Ellis and Pallister, by dissecting cadavers in 1975, described the path of the recurrent laryngeal nerve, its two branches and the relationship of these when inserting an endotracheal tube and inflating the cuff in the trachea. Their study showed that the recurrent laryngeal nerve divides into two branches before reaching the upper rim of the cricoid cartilage. The posterior branch innervates the posterior cricoarytenoid and interarytenoids muscles, without having contact with the cuff. On the other hand, the anterior branch runs medially to the lamina of the thyroid cartilage, innervating the lateral cricoarytenoid and thyroarytenoid muscles. Because of its anatomical location, it can be compressed between the endotracheal tube and lamina of the thyroid cartilage if the cuff is inflated in the larynx, producing neurapraxia. These authors suggested that this complication could occur if the cuff was positioned at the level, or just below, the vocal cords. Also, if the cuff is not properly deflated before extubation, the anterior branch of the recurrent laryngeal nerve is prone to be damaged. So, another factor to consider is the proper position of the endotracheal tube3 and its size.1
Because it can be a severe complication, we should be alert for early diagnosis, considering the risk factors mentioned above and the classical symptoms. Although in most cases unilateral vocal cord paralysis secondary to endotracheal intubation has a benign course,1 there are poor prognostic factors, defined by laryngeal electromyography4 as well as the symptoms. Since this disease is uncommon, most studies include patients with unilateral vocal cord paralysis of various etiologies. Treatments described include the usefulness of voice therapy, medialization injection laryngoplasty with different materials and medialization thyroplasty.2 However, there are not any available studies to evaluate the results in this particular subgroup. That is the main reason why efforts should be focused on prevention.

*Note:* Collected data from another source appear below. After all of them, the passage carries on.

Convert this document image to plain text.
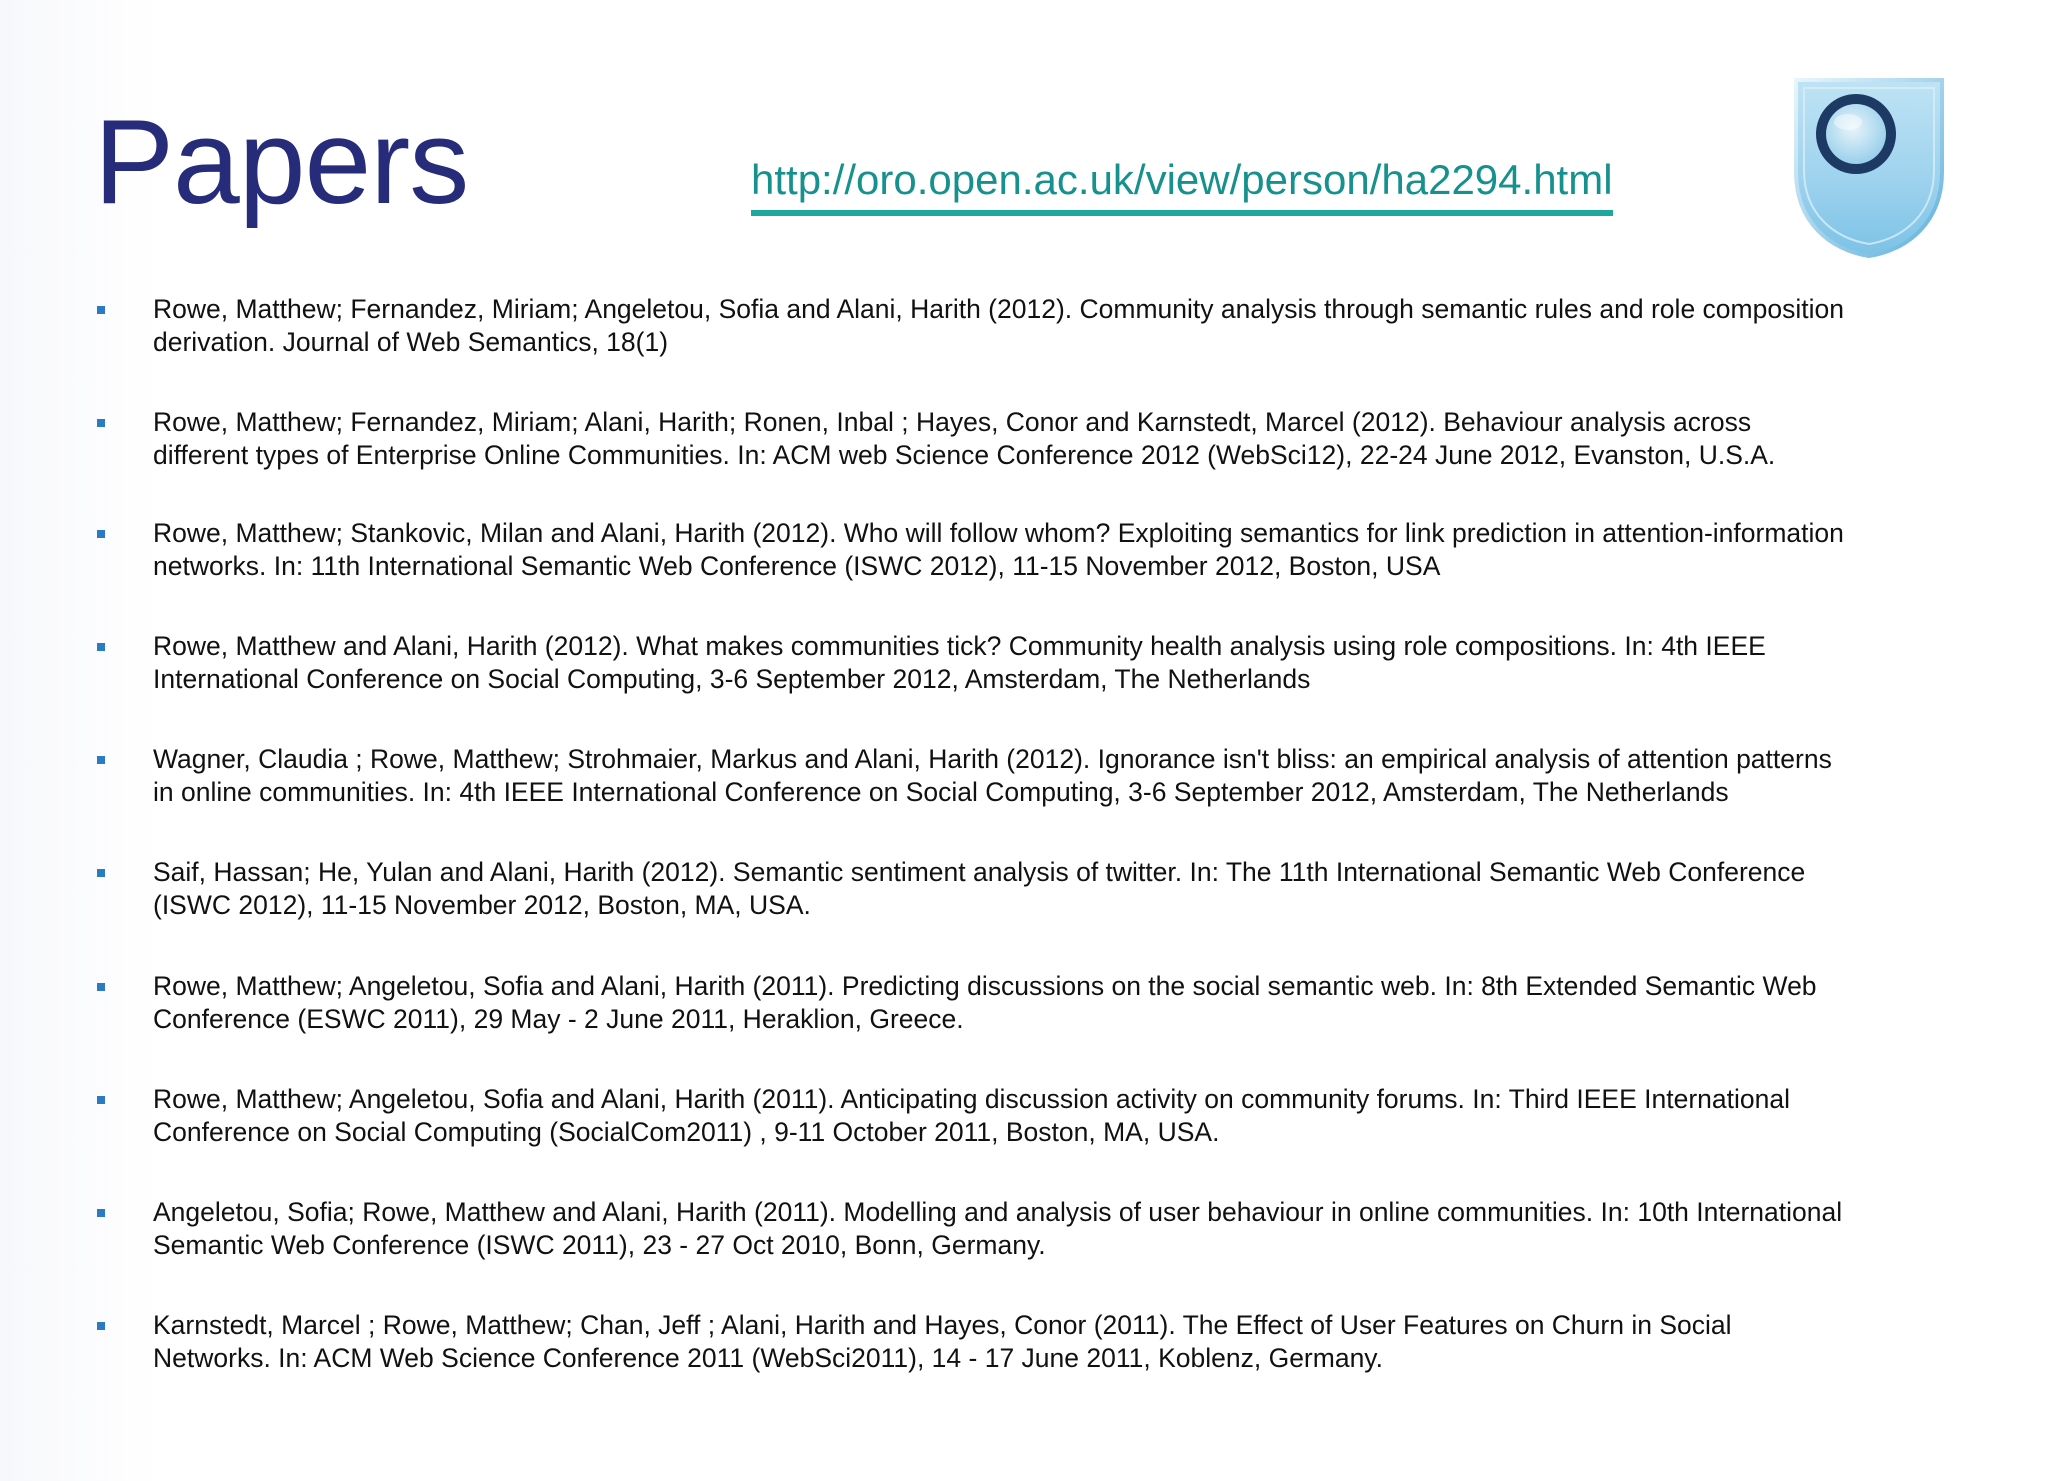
Papers	http://oro.open.ac.uk/view/person/ha2294.html
Rowe, Matthew; Fernandez, Miriam; Angeletou, Sofia and Alani, Harith (2012). Community analysis through semantic rules and role composition
derivation. Journal of Web Semantics, 18(1)
Rowe, Matthew; Fernandez, Miriam; Alani, Harith; Ronen, Inbal ; Hayes, Conor and Karnstedt, Marcel (2012). Behaviour analysis across
different types of Enterprise Online Communities. In: ACM web Science Conference 2012 (WebSci12), 22-24 June 2012, Evanston, U.S.A.
Rowe, Matthew; Stankovic, Milan and Alani, Harith (2012). Who will follow whom? Exploiting semantics for link prediction in attention-information
networks. In: 11th International Semantic Web Conference (ISWC 2012), 11-15 November 2012, Boston, USA
Rowe, Matthew and Alani, Harith (2012). What makes communities tick? Community health analysis using role compositions. In: 4th IEEE
International Conference on Social Computing, 3-6 September 2012, Amsterdam, The Netherlands
Wagner, Claudia ; Rowe, Matthew; Strohmaier, Markus and Alani, Harith (2012). Ignorance isn't bliss: an empirical analysis of attention patterns
in online communities. In: 4th IEEE International Conference on Social Computing, 3-6 September 2012, Amsterdam, The Netherlands
Saif, Hassan; He, Yulan and Alani, Harith (2012). Semantic sentiment analysis of twitter. In: The 11th International Semantic Web Conference
(ISWC 2012), 11-15 November 2012, Boston, MA, USA.
Rowe, Matthew; Angeletou, Sofia and Alani, Harith (2011). Predicting discussions on the social semantic web. In: 8th Extended Semantic Web
Conference (ESWC 2011), 29 May - 2 June 2011, Heraklion, Greece.
Rowe, Matthew; Angeletou, Sofia and Alani, Harith (2011). Anticipating discussion activity on community forums. In: Third IEEE International
Conference on Social Computing (SocialCom2011) , 9-11 October 2011, Boston, MA, USA.
Angeletou, Sofia; Rowe, Matthew and Alani, Harith (2011). Modelling and analysis of user behaviour in online communities. In: 10th International
Semantic Web Conference (ISWC 2011), 23 - 27 Oct 2010, Bonn, Germany.
Karnstedt, Marcel ; Rowe, Matthew; Chan, Jeff ; Alani, Harith and Hayes, Conor (2011). The Effect of User Features on Churn in Social
Networks. In: ACM Web Science Conference 2011 (WebSci2011), 14 - 17 June 2011, Koblenz, Germany.
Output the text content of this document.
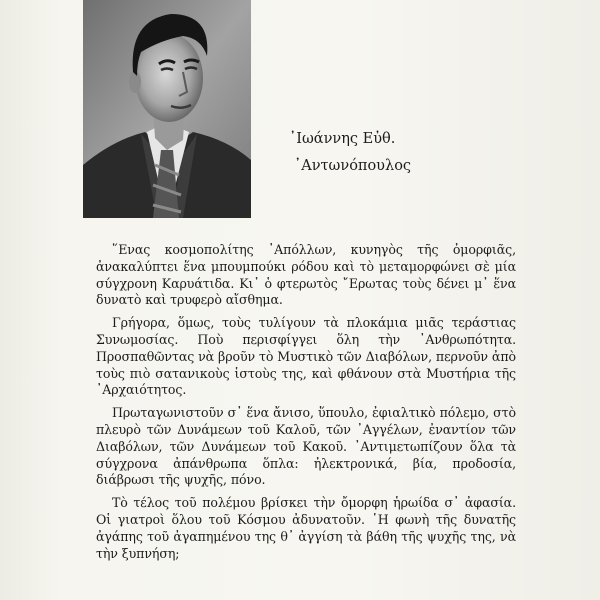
᾿Ιωάννης Εὐθ.
᾿Αντωνόπουλος

῞Ενας κοσμοπολίτης ᾿Απόλλων, κυνηγὸς τῆς ὀμορφιᾶς, ἀνακαλύπτει ἕνα μπουμπούκι ρόδου καὶ τὸ μεταμορφώνει σὲ μία σύγχρονη Καρυάτιδα. Κι᾿ ὁ φτερωτὸς ῎Ερωτας τοὺς δένει μ᾿ ἕνα δυνατὸ καὶ τρυφερὸ αἴσθημα.

Γρήγορα, ὅμως, τοὺς τυλίγουν τὰ πλοκάμια μιᾶς τεράστιας Συνωμοσίας. Ποὺ περισφίγγει ὅλη τὴν ᾿Ανθρωπότητα. Προσπαθῶντας νὰ βροῦν τὸ Μυστικὸ τῶν Διαβόλων, περνοῦν ἀπὸ τοὺς πιὸ σατανικοὺς ἱστοὺς της, καὶ φθάνουν στὰ Μυστήρια τῆς ᾿Αρχαιότητος.

Πρωταγωνιστοῦν σ᾿ ἕνα ἄνισο, ὕπουλο, ἐφιαλτικὸ πόλεμο, στὸ πλευρὸ τῶν Δυνάμεων τοῦ Καλοῦ, τῶν ᾿Αγγέλων, ἐναντίον τῶν Διαβόλων, τῶν Δυνάμεων τοῦ Κακοῦ. ᾿Αντιμετωπίζουν ὅλα τὰ σύγχρονα ἀπάνθρωπα ὅπλα: ἠλεκτρονικά, βία, προδοσία, διάβρωσι τῆς ψυχῆς, πόνο.

Τὸ τέλος τοῦ πολέμου βρίσκει τὴν ὄμορφη ἡρωίδα σ᾿ ἀφασία. Οἱ γιατροὶ ὅλου τοῦ Κόσμου ἀδυνατοῦν. ῾Η φωνὴ τῆς δυνατῆς ἀγάπης τοῦ ἀγαπημένου της θ᾿ ἀγγίση τὰ βάθη τῆς ψυχῆς της, νὰ τὴν ξυπνήση;
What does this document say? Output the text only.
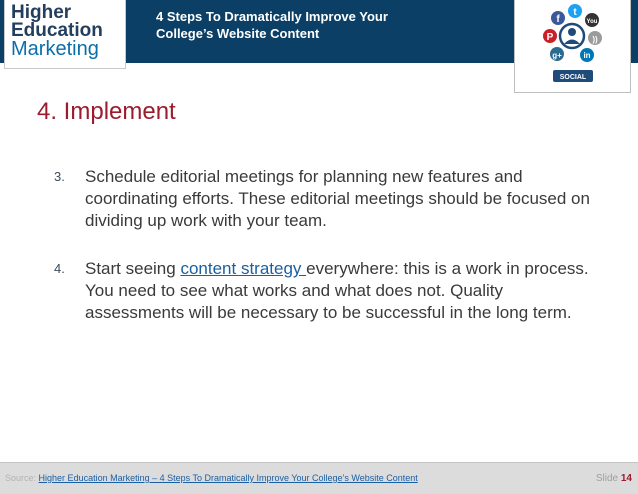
Higher
Education
Marketing
4 Steps To Dramatically Improve Your
College’s Website Content
f
t
You
P	))
g+	in
SOCIAL
4. Implement
3. Schedule editorial meetings for planning new features and coordinating efforts. These editorial meetings should be focused on dividing up work with your team.
4. Start seeing content strategy everywhere: this is a work in process. You need to see what works and what does not. Quality assessments will be necessary to be successful in the long term.
Source: Higher Education Marketing – 4 Steps To Dramatically Improve Your College’s Website Content	Slide 14
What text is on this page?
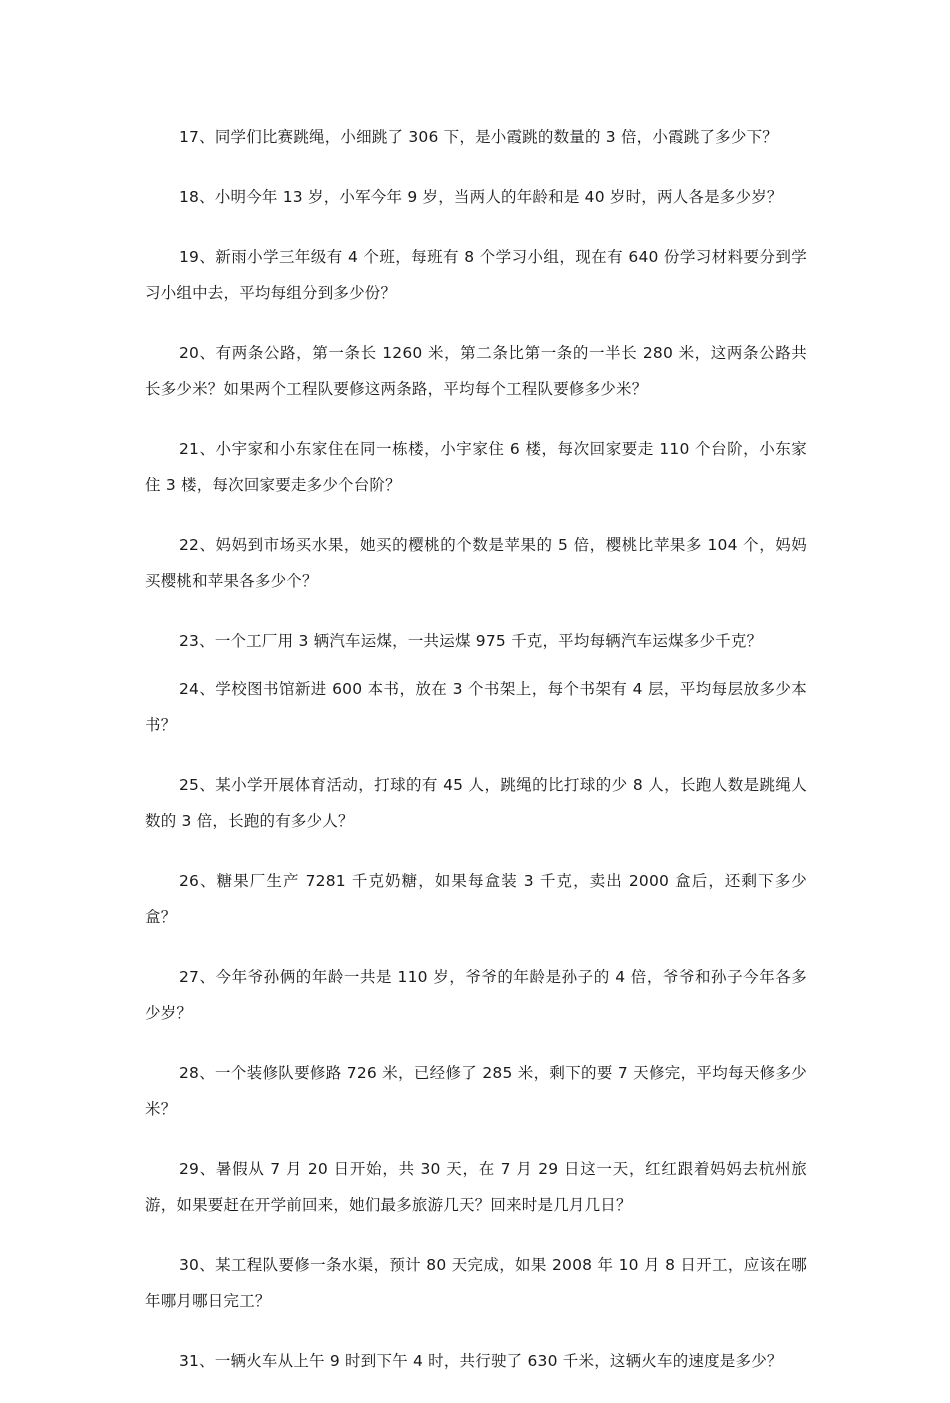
17、同学们比赛跳绳，小细跳了 306 下，是小霞跳的数量的 3 倍，小霞跳了多少下？

18、小明今年 13 岁，小军今年 9 岁，当两人的年龄和是 40 岁时，两人各是多少岁？

19、新雨小学三年级有 4 个班，每班有 8 个学习小组，现在有 640 份学习材料要分到学习小组中去，平均每组分到多少份？

20、有两条公路，第一条长 1260 米，第二条比第一条的一半长 280 米，这两条公路共长多少米？如果两个工程队要修这两条路，平均每个工程队要修多少米？

21、小宇家和小东家住在同一栋楼，小宇家住 6 楼，每次回家要走 110 个台阶，小东家住 3 楼，每次回家要走多少个台阶？

22、妈妈到市场买水果，她买的樱桃的个数是苹果的 5 倍，樱桃比苹果多 104 个，妈妈买樱桃和苹果各多少个？

23、一个工厂用 3 辆汽车运煤，一共运煤 975 千克，平均每辆汽车运煤多少千克？

24、学校图书馆新进 600 本书，放在 3 个书架上，每个书架有 4 层，平均每层放多少本书？

25、某小学开展体育活动，打球的有 45 人，跳绳的比打球的少 8 人，长跑人数是跳绳人数的 3 倍，长跑的有多少人？

26、糖果厂生产 7281 千克奶糖，如果每盒装 3 千克，卖出 2000 盒后，还剩下多少盒？

27、今年爷孙俩的年龄一共是 110 岁，爷爷的年龄是孙子的 4 倍，爷爷和孙子今年各多少岁？

28、一个装修队要修路 726 米，已经修了 285 米，剩下的要 7 天修完，平均每天修多少米？

29、暑假从 7 月 20 日开始，共 30 天，在 7 月 29 日这一天，红红跟着妈妈去杭州旅游，如果要赶在开学前回来，她们最多旅游几天？回来时是几月几日？

30、某工程队要修一条水渠，预计 80 天完成，如果 2008 年 10 月 8 日开工，应该在哪年哪月哪日完工？

31、一辆火车从上午 9 时到下午 4 时，共行驶了 630 千米，这辆火车的速度是多少？
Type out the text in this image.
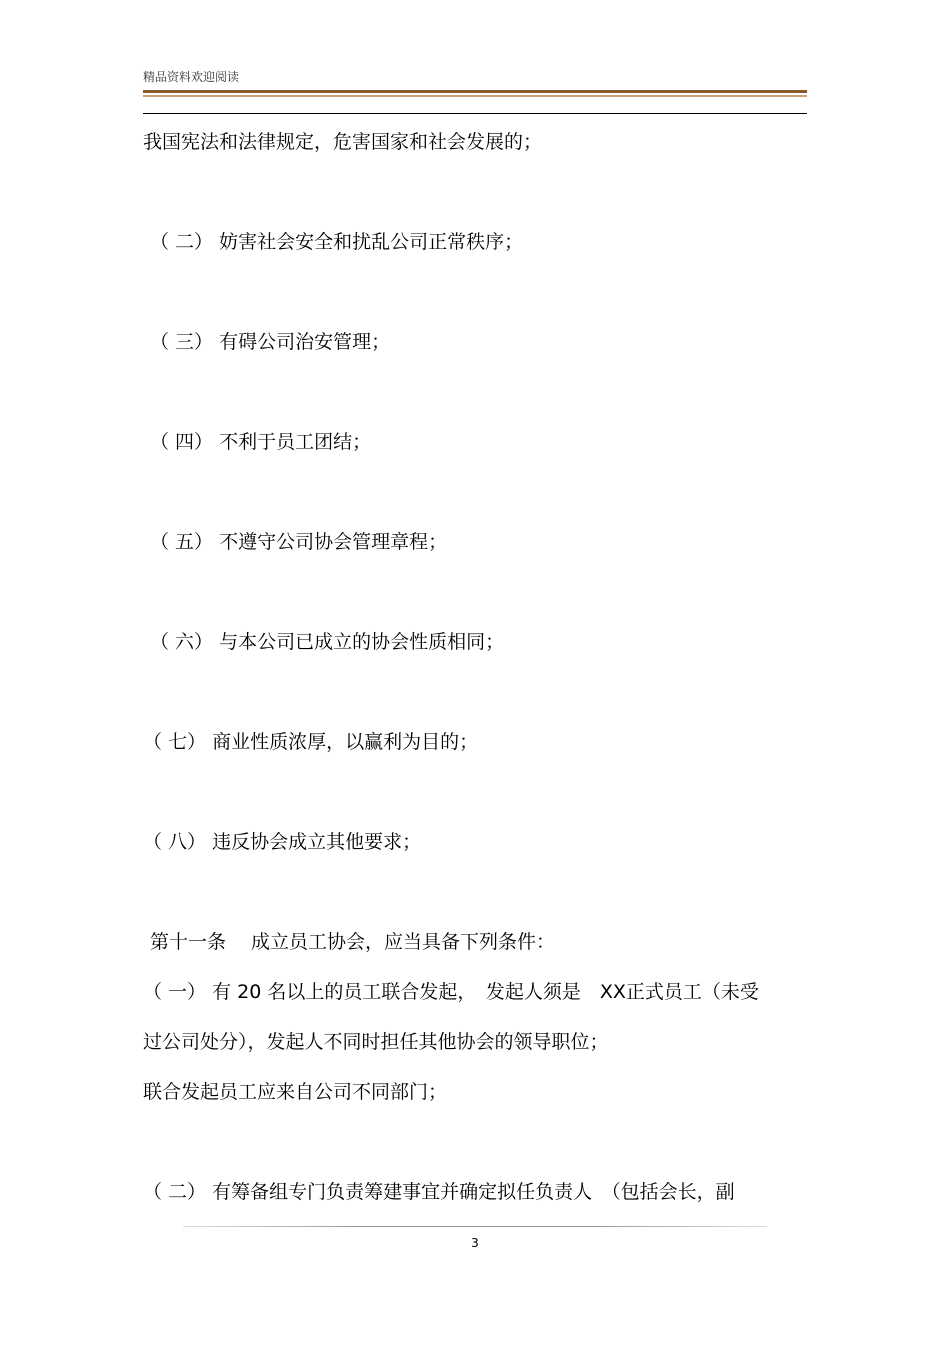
精品资料欢迎阅读
我国宪法和法律规定，危害国家和社会发展的；
（ 二） 妨害社会安全和扰乱公司正常秩序；
（ 三） 有碍公司治安管理；
（ 四） 不利于员工团结；
（ 五） 不遵守公司协会管理章程；
（ 六） 与本公司已成立的协会性质相同；
（ 七） 商业性质浓厚，以赢利为目的；
（ 八） 违反协会成立其他要求；
第十一条　 成立员工协会，应当具备下列条件：
（ 一） 有 20 名以上的员工联合发起，　发起人须是　XX正式员工（未受
过公司处分），发起人不同时担任其他协会的领导职位；
联合发起员工应来自公司不同部门；
（ 二） 有筹备组专门负责筹建事宜并确定拟任负责人　（包括会长，副
3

A recent meta-analysis concluded that prophylactic use of corticosteroids significantly reduces the prevalence and severity of sore throat, hoarseness, laryngeal edema and reintubation associated to tracheal intubation after surgery under general anesthesia.5
Conclusions
In the described clinical case, it is possible to recognize various risk factors for the development of vocal cord paralysis after endotracheal intubation (age over 50, history of diabetes mellitus and duration of the elective surgery). However, during the intubation process, no alteration or difficulty is described. Vocal cord paralysis exclusively jeopardized the left vocal cord, as is described in most previously reported cases in the literature.
While being a rare complication of general anesthesia, it is necessary to take it into consideration within the diagnostic possibilities faced with the appearance of hoarseness in the postoperative period, in order to provide adequate multidisciplinary treatment. Management, however, must be focused on prevention.
Conflicts of interest
The authors declare no conflicts of interest.
Footnotes
This case report has been approved by the Scientific-Ethic Committee of the Faculty of Medicine, Pontificia Universidad Católica de Chile (Project n. 16-188).